Angelika Steger is a mathematician and computer scientist whose research interests include graph theory, randomized algorithms, and approximation algorithms. She is a professor at ETH Zurich.

Catharina Stroppel is a German mathematician whose research concerns representation theory, low-dimensional topology, and category theory. She is a professor of mathematics at the University of Bonn, and vice-coordinator of the Hausdorff Center for Mathematics in Bonn.

Eva Viehmann is a German mathematician who holds a professorial chair in arithmetic geometry at the Technical University of Munich.
Katrin Wehrheim is an associate professor of mathematics at the University of California, Berkeley. Their research centers around symplectic topology and gauge theory. They are known for their work on pseudoholomorphic quilts. With Dusa McDuff, they have challenged the foundational rigor of a classic proof in symplectic geometry.

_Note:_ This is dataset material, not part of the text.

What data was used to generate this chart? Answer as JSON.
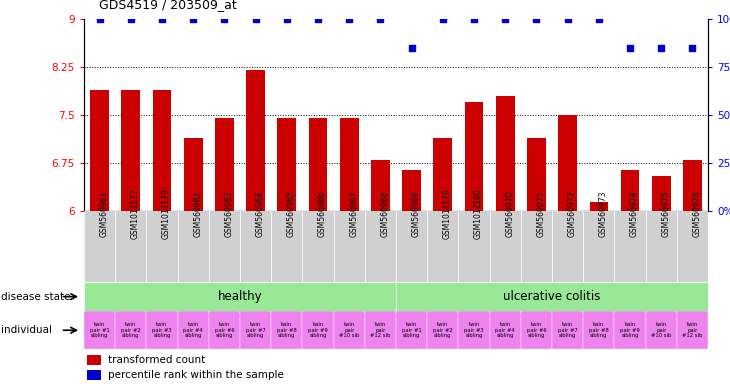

Katrin Wendland is a German mathematical physicist who works as a professor at the University of Freiburg.

Annette Werner is a German mathematician. Her research interests include diophantine geometry and the algebraic geometry of non-Archimedean ordered fields, including the study of buildings, Berkovich spaces, and tropical geometry. She is a professor of mathematics at Goethe University Frankfurt.

Anna Katharina Wienhard is a German mathematician whose research concerns differential geometry, and especially the use of higher Teichmüller spaces to study the deformation theory of symmetric geometric structures. She is a professor at Heidelberg University.

Barbara I. Wohlmuth is a German mathematician specializing in the numerical solution of partial differential equations. She holds the chair of numerical mathematics at the Technical University of Munich (TUM).